Я ничего не ответил, но посмотрел на Анну с большим уважением.
— Интересный образ и вполне наглядный, сразу видно будущих журналистов, — одобрил полковник. — В этом случае, таинственный «купол», куда однажды вошли твои родители, Саша — это некий аналог «кухни», если использовать терминологию Аннушки.
— Ладно, — согласился я. — А что тогда сыграло роль газа? Или электричества?
— А что сыграло роль газовой плиты? Или холодильника? Мы этого не знаем, Саша, и вряд ли узнаем, пока в нашем распоряжении не будет хотя бы одного очевидца. Непосредственно побывавшего в этом самом «куполе».
Признаться, мне не понравилось, как этот Одинцов сказал: «в нашем распоряжении». Очень даже не понравилось. Но многолетний журналистский, да и элементарный житейский опыт давно приучили меня по возможности не высказывать вслух собственные мысли в адрес тех, кого они непосредственно касаются. Себе, как говорится, дороже.
Поэтому я нацепил на собственную физиономию вполне легкомысленное выражение и небрежным тоном произнес:
— Если вы говорите о моей ма… об Ольге Антоновне, то вряд ли она сейчас будет вам полезной. Вы же прекрасно знаете, что она не помнит почти ничего из своего пребывания в этих треклятых «полостях». Представляю, сколько ее мурыжили и врачи, и ваше, кстати, ведомство, Владимир Иванович! А в результате? Полный провал в памяти именно на этот период. Тринадцать лет вылетели из головы этой бедной женщины, как из пушки воробей.
Одинцов некоторое время смотрел на меня с очень странным выражением лица, которое я у него уже видел. Будто он рассматривает в микроскоп какую-нибудь диковинную амёбу или инфузорию-туфельку. И при этом прикидывает: а что будет, интересно, если мы сейчас отрежем ей ногу? А две?
Но «полковник почти в отставке» удивил меня и на сей раз. Потому что спросил с почти искренним удивлением:
— А почему ты думаешь, Саша, что это сделала твоя мама? Я имею в виду твое перемещение во времени.
К такому повороту в нашей беседе я, признаться, вовсе не был готов. Хотя ожидал, кажется, чего угодно…
— Не моя… мама? Что вы хотите этим сказать, Владимир Иванович? А кто же тогда это сделал?
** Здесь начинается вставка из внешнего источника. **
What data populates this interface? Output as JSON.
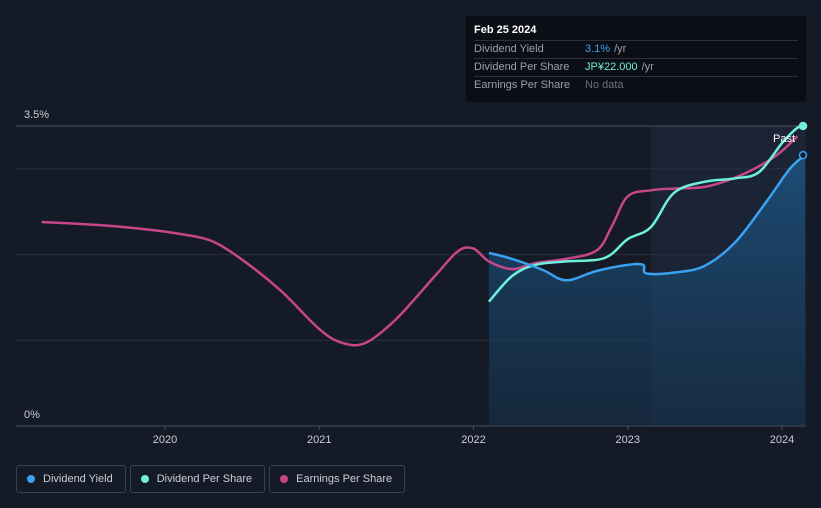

— Ну, сделал-то, похоже, все-таки этот аномальный «купол». Или обитающая там некая сущность, о существовании которой мы можем только осторожно предполагать. Но сейчас речь не о том. Речь идет о людях, Саша, и тут можно уже оперировать реальными фактами. Внутрь «купола» ведь вошли два человека, ты не забыл этого, надеюсь?
— Нет… — ошалело покачал я головой. — Вы что же, имеете в виду…
— Павла Иноземцева, — договорил за меня отец Анны. — И твоего биологического отца, между прочим.
— Ну, и что? Причем здесь он?
— А ты не исключаешь мысль о том, дорогой мой Александр, что твой отец, геолог Павел Иноземцев вполне может быть причастен к твоему… эээ… перемещению? А что, если это вообще сделал твой отец? Каким образом — мы не знаем. Но разве можно исключать такую возможность?